La piel de Henry se llenó de manchas de color desde la raíz del cabello hasta la clavícula y dio un paso muy largo hacia Simon.
—Yo no hablé por ti, Simon de Kineton. Soy maestro cantero por derecho propio, no necesito hablar por ti o con tu permiso. Esta disputa nos tocaba a todos, a cada uno de los canteros de Salster. Hablé por mí. Pensé que apoyaba tu causa, sí, pero más que eso, quise estar al lado de Gwyneth. —Hizo una pausa, la cabeza un poco inclinada hacia atrás para mirar a Simon a los ojos—. Se arriesgó a la humillación y a algo peor por ti y este es el pago que recibe. —Sostuvo la mirada de Simon durante un minuto más, luego giró hacia Gwyneth—. Según entiendo, resultó un mal negocio.
Antes de que Gwyneth pudiera responder o de que Simon encontrara una réplica apropiada, la puerta que daba a la escalera del patio se abrió con un suave empujón y Alysoun, que había llevado a Toby al excusado, se agachó para entrar empujando al chico delante de ella.
La reacción de Simon, que por primera vez en su vida se enfrentaba con su hijo erguido y en posición vertical, fue de absoluta repulsión.
El juramento que pronunció había salido de sus labios sin pensar, Gwyneth lo sabía, pero ya no podía retirar lo dicho. Su reacción ante el nuevo estado de Toby quedó fijada en aquel instante para ella, para él y, lo peor de todo, para Toby.

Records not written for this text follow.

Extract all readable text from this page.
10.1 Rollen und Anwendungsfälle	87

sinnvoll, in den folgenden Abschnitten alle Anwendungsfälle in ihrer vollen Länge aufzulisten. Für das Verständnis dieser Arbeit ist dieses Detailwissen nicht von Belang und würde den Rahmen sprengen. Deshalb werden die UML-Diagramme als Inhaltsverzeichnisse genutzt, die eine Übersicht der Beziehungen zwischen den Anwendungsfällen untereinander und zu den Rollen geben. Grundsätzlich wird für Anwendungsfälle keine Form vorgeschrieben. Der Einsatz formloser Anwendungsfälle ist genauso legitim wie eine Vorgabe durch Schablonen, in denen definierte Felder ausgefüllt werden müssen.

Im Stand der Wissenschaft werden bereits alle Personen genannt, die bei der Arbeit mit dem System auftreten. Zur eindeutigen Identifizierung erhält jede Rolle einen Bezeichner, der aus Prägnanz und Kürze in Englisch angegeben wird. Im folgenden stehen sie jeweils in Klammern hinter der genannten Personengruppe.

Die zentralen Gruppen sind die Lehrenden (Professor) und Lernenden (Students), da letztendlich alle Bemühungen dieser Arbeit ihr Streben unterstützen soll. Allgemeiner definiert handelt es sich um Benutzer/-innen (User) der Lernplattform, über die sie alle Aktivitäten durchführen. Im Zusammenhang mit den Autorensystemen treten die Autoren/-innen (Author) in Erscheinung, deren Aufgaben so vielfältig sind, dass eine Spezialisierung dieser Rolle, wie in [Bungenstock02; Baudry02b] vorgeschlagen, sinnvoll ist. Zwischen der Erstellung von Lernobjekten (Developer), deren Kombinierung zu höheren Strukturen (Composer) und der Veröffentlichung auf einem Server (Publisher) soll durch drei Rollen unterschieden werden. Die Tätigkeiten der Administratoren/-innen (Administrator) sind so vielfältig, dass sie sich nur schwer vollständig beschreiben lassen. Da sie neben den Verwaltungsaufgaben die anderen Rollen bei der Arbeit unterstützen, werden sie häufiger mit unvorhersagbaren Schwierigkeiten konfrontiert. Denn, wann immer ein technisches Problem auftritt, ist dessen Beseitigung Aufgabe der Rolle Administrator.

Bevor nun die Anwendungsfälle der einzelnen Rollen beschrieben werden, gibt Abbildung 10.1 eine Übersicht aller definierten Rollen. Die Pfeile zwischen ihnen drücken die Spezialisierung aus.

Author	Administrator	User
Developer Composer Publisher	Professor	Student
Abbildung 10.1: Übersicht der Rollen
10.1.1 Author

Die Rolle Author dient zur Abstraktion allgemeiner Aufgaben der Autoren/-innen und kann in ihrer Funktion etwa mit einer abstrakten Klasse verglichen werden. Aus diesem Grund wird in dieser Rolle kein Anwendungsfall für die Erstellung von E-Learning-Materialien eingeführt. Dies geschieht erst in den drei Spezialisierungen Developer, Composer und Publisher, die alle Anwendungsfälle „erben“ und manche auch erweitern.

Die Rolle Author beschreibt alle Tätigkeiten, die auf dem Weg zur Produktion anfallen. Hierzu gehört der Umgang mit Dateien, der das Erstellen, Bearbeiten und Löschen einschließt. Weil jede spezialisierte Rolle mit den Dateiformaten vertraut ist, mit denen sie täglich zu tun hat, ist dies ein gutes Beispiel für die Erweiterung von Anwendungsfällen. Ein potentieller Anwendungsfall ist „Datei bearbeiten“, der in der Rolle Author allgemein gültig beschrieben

—Bendito Dios, ¿qué es esta cosa?
Gwyneth vio horrorizada cómo su propia alegría y optimismo le habían hecho ver con anteojeras la posible reacción de Simon. No debió haber permitido que se encontrara de manera inopinada con Toby en aquel armazón. El disgusto habitual ante la mera vista de su hijo debería haberle mostrado la necesidad de andar con más cuidado, de hablarle primero, de decirle cómo había visto la manera de ayudar a Toby; que ahora su hijo no tendría necesidad de estar tan inmovilizado y podría encontrar una forma de utilizar sus brazos y piernas afectados.
Pero la Providencia había dictado que, por un descuido suyo, Toby hubiera entrado a la habitación en el momento menos indicado de su vida para encontrar el favor de su padre. Simon no veía nada más que una criatura grotesca. Para él no había existido el regocijo que significaba que, por fin, Toby disponía de los medios necesarios para mantenerse erguido como cualquier alma del mundo, para ver y que lo vieran. No había existido la alegría inesperada de ver que dejaba de ser un fardo lastimoso que se pasaba un día tras otro acostado mirando como un perro herido para transformarse en un niño. Un niño pequeño, escuálido y retorcido, tal vez, pero de todos modos un niño.
—¿No es suficiente con que siempre lo pongas delante de mí, Gwyneth? ¿Tienes que enarbolar en alto mi vergüenza y atarla a este... artilugio asqueroso? Míralo, Gwyneth, es como una bruja de la noche de Todos los Santos, como un montón de harapos atado a un palo que es mejor ver arder.
La imagen quedó flotando en el aire, asida de ellos con dientes y mientras que un pánico angustioso y desesperado empezó a hacer girar la habitación a su alrededor, Gwyneth se aferró al borde la silla donde había estado sentada.
—Simon...
—Se acabó. —Y con estas palabras finales, Simon salió de la habitación.